Kijk voor meer informatie op de themapagina Mensenrechtenverdedigers.
Mensenrechtenverdedigers: definitie en taakomschrijving
In 1998 aanvaardde de VN een Verklaring over mensenrechtenverdedigers (zie hieronder). Die verklaring geeft geen definitie van de verdedigers. Algemeen wordt aangenomen dat het gaat om mensen die het beginsel van geweldloze weerbaarheid respecteren, activistisch zijn (dus geen theoretici), en de beginselen van de Universele Verklaring onderschrijven. Wereldwijd vallen honderdduizenden mensen onder deze definitie. De VN-verklaring garandeert het recht op vrijheid van vereniging en communicatie met andere organisaties, het recht op informatie en het recht op effectieve rechtsmiddelen. Iedereen heeft het recht ‘nieuwe ideeën en beginselen ten aanzien van de mensenrechten te ontwikkelen en die uit te dragen’ en ‘individueel of in vereniging met anderen, deel te nemen aan vreedzame acties tegen schendingen van mensenrechten en fundamentele vrijheden’. De verklaring waarborgt ook het recht om middelen en hulp te werven, ook van buiten de grenzen van het land. De functie van speciale rapporteur van de VN voor mensenrechtenverdedigers werd in 2000 ingesteld. Vanaf 2020 bekleedt de Ierse Mary Lawlor die functie.
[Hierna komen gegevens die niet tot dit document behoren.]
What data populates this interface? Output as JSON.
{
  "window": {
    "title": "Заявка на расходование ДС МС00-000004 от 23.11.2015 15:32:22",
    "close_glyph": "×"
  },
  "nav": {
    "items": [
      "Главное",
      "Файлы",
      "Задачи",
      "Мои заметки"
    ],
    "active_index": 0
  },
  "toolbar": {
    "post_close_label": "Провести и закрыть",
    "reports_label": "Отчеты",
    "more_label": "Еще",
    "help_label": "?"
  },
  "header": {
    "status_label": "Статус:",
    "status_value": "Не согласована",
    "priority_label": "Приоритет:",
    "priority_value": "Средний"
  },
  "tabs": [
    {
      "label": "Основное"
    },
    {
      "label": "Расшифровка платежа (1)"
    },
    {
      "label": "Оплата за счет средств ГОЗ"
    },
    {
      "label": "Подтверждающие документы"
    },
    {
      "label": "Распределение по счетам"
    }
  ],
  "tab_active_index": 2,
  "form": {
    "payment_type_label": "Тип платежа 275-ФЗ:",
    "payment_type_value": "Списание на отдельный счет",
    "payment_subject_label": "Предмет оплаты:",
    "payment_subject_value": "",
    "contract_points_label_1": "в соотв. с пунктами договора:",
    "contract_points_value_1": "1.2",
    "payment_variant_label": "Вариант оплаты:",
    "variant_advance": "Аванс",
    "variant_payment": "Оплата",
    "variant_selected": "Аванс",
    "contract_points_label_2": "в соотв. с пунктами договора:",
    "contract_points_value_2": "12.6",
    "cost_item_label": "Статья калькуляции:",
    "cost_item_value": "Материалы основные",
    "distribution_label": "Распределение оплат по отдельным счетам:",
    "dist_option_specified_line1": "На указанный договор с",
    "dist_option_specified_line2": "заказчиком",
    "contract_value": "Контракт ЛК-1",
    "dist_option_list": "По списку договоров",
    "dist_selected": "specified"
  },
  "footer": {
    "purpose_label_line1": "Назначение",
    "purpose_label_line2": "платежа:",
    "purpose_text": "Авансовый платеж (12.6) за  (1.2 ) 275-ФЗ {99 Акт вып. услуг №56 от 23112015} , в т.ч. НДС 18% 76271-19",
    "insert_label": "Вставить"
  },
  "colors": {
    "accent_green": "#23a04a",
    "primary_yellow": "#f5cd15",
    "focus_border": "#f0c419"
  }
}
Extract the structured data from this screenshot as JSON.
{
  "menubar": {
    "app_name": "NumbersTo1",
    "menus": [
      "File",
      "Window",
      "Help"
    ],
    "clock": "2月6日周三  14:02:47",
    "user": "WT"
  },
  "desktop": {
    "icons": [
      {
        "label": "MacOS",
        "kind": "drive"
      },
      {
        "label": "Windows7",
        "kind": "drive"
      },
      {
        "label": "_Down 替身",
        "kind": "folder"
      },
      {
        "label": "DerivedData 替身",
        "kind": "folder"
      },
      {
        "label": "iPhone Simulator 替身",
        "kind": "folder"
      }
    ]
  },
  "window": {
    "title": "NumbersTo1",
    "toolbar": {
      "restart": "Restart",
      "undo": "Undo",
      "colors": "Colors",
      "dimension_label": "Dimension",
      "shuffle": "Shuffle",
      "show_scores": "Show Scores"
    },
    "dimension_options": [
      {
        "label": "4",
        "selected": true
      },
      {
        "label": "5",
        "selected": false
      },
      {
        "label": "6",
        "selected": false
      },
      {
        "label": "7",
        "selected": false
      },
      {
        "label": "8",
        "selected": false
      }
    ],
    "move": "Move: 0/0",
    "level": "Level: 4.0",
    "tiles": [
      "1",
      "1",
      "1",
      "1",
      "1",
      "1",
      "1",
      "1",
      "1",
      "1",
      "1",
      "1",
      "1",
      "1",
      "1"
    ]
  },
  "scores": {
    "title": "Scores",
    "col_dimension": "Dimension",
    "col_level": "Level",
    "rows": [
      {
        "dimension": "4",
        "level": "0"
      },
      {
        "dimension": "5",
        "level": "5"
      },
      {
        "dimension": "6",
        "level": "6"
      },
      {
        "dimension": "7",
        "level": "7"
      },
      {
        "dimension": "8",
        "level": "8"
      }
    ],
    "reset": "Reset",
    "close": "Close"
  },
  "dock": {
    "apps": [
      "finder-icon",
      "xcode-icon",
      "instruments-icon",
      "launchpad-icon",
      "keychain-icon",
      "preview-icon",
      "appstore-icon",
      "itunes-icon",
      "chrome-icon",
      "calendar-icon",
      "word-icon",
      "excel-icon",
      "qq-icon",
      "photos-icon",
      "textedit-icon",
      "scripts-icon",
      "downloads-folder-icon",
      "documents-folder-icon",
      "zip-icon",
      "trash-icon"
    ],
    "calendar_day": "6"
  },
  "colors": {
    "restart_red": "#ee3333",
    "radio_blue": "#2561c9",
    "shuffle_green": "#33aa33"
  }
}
Dissidenten was eerder een algemene benaming voor religieus en politiek andersdenkenden. Vanaf de jaren 1960 doelde men met dissidenten vooral op intellectuelen die in de communistische landen in het Oostblok (met name de Sovjet-Unie) in het openbaar kritiek uitten op het heersende regime. Bekende dissidenten waren onder meer Andrej Sacharov en Aleksandr Solzjenitsyn in de Sovjet-Unie, Aleksandr Nikitin en Grigori Pasko in post-sovjet Rusland, Milovan Djilas in Joegoslavië, Václav Havel in Tsjecho-Slowakije, en Fang Lizhi, Wang Dan en Wei Jingsheng in China. Russische dissidenten kregen veel aandacht in de publieke opinie in het Westen. In een aantal gevallen wisten dissidenten uitreisvisa ter bemachtigen. Velen van hen zijn echter gevangengezet of na een proces verbannen. Na de omwentelingen in Oost-Europa kregen vele dissidenten belangrijke posities.
Mensenrechtenverdedigers: aandachtsgebieden
Mensenrechtenverdedigers zetten zich onder meer in voor: vrijlating van gewetensgevangenen; gevangenishervorming; vrijheid van vereniging; geloofsvrijheid; vakbondsrechten; actie tegen martelen, executies en verdwijningen; rechten van asielzoekers en vluchtelingen; rechtshulp; non-discriminatie in de toegang tot voedsel, water, onderwijs, werk, gezondheidszorg en ontwikkeling; mensenrechten van vrouwen en kinderen; mensenrechten van vreemdelingen; en academische vrijheid.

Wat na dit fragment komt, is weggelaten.